Cora tried to fight off the memory, but it was like when somebody told her not to look down. Of course she was going to look down. Nobody said “don’t look down” without then fully expecting that person to do precisely what they were told not to do.

She could remember being asked. She could remember having a favorite color.

She just couldn’t remember what it was.

“This is a lie.” Cora rubbed the back of her neck. “It’s a trick.”

“It’s a trick, all right.” Maggie began to place the piles of cards in front of her. Five in all. “But it isn’t ‘a bunch of bull.’ This isn’t a lie. Now. Listen carefully to what I have to say, Cora Glass. I don’t give out free readings twice.”

She flipped the first card over. It was painted to look like a tarot card, but she didn’t recognize the figure. To be fair, she knew jack shit about tarot cards. Only what she’d seen in movies or on TV. The figure was a woman with long dark hair, bent backward at an alarming angle. The text on the bottom read “0. The Contortionist.”

“You are on the beginning of a journey. A chapter of your life has ended, and a new one is about to begin,” Maggie explained. “The Contortionist is full of hope and wonder.” She tapped the card. “But the road you will walk will not be an easy one.”
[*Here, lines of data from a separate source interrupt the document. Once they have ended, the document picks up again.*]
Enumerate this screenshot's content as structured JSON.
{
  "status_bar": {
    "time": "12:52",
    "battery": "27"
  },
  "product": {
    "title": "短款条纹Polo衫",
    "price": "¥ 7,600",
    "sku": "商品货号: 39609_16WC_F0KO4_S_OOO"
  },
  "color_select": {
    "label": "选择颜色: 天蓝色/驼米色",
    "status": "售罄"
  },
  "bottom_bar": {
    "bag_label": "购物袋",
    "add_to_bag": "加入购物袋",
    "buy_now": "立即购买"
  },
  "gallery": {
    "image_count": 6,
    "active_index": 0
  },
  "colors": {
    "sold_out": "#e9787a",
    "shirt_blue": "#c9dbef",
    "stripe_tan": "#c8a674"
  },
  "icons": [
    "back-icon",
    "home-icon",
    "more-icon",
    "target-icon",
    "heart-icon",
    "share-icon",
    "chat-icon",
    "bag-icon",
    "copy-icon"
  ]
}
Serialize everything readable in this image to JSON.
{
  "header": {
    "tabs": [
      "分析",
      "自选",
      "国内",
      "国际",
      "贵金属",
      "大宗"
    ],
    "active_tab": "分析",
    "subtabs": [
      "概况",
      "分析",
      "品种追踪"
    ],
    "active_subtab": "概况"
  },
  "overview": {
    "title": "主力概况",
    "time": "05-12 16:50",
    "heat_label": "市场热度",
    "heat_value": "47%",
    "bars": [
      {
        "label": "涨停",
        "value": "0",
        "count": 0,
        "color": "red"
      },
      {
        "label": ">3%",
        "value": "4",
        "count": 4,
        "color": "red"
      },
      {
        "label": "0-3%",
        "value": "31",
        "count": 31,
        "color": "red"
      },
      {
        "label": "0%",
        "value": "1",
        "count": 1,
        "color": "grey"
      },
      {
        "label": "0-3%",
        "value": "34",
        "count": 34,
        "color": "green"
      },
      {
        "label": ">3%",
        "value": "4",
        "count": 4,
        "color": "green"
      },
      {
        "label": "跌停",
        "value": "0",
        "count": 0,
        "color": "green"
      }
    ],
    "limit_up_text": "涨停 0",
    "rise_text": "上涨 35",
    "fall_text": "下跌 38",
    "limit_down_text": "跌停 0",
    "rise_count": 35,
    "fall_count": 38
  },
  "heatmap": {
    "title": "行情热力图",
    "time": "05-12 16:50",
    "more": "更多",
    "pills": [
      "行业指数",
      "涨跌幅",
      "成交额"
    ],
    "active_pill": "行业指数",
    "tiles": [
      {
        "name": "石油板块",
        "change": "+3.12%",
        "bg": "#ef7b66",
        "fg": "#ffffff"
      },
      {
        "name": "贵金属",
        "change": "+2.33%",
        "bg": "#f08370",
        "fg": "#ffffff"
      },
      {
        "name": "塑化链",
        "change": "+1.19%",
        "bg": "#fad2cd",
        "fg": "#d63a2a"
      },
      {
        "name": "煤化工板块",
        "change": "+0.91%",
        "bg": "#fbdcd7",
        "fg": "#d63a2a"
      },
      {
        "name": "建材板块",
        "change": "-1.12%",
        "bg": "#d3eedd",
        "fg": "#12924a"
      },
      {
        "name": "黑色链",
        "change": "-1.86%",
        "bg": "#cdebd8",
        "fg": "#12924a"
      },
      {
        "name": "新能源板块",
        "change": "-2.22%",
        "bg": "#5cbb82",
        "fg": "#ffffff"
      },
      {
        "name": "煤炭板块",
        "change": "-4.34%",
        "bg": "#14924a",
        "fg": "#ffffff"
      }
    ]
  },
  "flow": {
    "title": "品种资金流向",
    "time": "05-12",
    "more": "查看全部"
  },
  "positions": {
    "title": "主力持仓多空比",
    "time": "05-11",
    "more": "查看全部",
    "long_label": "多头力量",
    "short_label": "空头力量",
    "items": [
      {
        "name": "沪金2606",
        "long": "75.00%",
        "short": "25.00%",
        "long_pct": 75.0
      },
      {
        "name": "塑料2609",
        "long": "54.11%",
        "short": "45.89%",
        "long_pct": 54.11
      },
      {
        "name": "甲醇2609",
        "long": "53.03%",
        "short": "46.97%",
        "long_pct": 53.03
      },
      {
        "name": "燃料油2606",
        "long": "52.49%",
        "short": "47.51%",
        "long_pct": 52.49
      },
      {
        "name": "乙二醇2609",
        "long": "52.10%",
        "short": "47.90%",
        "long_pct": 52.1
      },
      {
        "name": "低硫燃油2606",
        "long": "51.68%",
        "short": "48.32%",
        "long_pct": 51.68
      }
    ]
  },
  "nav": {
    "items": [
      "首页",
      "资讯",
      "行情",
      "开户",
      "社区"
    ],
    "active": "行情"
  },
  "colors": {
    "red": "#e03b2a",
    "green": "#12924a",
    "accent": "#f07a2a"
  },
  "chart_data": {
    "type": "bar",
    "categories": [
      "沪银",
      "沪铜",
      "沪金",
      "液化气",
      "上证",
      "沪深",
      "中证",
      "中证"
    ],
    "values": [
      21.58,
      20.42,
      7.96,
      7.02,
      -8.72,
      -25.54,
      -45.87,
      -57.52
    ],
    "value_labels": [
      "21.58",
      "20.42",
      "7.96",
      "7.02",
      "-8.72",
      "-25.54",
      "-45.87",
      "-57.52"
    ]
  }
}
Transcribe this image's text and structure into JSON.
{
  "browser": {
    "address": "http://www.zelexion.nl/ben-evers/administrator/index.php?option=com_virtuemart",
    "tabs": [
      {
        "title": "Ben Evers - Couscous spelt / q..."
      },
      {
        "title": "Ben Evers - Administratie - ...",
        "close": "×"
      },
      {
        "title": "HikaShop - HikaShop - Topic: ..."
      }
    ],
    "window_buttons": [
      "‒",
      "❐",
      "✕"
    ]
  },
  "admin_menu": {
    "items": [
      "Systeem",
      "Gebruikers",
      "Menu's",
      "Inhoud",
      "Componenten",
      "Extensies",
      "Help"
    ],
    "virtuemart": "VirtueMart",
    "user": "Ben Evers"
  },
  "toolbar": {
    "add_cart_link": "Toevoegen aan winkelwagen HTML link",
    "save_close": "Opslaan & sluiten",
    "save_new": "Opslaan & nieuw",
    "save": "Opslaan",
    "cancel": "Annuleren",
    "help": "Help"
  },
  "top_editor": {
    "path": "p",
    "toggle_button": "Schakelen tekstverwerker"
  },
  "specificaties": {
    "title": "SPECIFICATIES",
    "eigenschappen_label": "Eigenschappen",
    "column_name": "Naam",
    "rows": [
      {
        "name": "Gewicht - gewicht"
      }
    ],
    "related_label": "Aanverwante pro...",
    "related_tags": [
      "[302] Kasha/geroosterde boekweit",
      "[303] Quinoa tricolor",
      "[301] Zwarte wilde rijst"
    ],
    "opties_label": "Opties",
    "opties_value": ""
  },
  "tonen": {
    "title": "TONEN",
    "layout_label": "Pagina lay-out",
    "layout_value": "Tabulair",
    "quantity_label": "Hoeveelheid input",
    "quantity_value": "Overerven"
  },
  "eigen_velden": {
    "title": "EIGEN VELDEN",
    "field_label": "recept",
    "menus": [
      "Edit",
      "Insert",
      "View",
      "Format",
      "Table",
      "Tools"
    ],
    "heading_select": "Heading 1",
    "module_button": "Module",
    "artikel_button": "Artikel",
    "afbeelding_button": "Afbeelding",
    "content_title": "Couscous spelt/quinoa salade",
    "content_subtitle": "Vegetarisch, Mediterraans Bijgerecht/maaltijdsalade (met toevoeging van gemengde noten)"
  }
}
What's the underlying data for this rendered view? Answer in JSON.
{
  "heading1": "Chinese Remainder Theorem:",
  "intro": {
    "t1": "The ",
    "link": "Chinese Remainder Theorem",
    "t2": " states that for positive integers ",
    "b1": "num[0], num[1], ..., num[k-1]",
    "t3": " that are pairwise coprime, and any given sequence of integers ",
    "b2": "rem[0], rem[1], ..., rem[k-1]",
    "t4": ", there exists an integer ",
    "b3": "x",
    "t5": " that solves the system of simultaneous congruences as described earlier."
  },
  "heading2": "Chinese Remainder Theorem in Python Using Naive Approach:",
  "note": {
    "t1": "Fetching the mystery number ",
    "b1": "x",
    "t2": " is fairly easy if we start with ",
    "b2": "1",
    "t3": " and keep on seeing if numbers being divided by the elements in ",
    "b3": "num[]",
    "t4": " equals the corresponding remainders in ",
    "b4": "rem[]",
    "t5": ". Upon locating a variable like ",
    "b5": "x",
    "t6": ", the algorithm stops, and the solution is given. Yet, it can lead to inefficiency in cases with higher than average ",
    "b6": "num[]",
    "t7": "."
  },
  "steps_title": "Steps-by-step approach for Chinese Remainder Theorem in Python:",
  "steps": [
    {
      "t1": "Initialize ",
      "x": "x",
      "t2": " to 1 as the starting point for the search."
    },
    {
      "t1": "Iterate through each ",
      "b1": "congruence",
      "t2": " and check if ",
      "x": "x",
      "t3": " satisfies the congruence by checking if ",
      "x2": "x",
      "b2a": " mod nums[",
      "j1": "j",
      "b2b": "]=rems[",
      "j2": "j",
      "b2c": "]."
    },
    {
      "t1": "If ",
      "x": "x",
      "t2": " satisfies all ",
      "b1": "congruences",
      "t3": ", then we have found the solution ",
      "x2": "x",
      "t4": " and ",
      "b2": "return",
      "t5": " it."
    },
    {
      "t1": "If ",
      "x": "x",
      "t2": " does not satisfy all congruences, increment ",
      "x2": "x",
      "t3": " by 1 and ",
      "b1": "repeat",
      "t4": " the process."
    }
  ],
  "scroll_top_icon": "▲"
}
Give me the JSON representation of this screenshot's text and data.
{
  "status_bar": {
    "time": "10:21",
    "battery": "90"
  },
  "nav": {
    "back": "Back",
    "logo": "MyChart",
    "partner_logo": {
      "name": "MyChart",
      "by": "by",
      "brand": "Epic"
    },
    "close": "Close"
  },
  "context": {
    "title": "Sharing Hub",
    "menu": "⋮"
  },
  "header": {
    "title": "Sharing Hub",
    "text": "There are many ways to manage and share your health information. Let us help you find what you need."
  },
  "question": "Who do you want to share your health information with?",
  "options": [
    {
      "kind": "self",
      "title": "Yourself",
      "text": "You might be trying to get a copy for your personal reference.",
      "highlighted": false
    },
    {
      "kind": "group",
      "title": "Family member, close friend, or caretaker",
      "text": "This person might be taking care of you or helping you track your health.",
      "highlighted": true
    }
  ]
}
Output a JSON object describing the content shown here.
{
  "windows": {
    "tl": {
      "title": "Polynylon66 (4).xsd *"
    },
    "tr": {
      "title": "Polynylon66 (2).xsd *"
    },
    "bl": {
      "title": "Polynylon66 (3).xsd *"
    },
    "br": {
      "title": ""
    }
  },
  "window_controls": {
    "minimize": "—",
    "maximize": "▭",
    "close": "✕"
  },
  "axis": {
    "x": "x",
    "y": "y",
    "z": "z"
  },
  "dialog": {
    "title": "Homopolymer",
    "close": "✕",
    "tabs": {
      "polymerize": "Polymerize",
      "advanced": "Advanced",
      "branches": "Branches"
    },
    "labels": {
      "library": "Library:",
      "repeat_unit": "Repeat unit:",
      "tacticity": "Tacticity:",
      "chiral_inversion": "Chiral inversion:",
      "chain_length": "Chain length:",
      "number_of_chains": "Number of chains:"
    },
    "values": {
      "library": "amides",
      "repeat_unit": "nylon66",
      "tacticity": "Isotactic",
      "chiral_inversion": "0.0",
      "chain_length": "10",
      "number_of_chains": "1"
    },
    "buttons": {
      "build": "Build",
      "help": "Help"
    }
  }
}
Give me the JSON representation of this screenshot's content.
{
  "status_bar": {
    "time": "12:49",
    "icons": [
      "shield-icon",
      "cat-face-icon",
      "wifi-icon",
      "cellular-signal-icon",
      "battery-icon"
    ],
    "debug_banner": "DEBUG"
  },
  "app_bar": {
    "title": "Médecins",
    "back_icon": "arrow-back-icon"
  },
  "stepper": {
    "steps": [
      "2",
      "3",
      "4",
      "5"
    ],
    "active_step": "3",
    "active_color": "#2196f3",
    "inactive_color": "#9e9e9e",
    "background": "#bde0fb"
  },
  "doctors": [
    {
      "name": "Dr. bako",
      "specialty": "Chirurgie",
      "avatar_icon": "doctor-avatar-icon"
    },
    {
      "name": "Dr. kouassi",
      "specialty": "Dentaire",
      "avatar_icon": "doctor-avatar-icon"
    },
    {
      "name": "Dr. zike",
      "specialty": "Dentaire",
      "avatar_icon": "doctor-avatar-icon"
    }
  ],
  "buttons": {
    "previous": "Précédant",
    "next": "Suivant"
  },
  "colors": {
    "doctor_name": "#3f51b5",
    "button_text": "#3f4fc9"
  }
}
Maggie turned over the card on the top of the next pile. It was reds and blacks, with a man standing there, a fiendish and sinister grin painted on his face. He wore sunglasses, one lens tinted red and the other black. His shadow seemed to be alive—in so much as it had features—and its face was twisted in a deranged and inhuman smile. Like the Cheshire Cat, if it had done drugs. More drugs, anyway.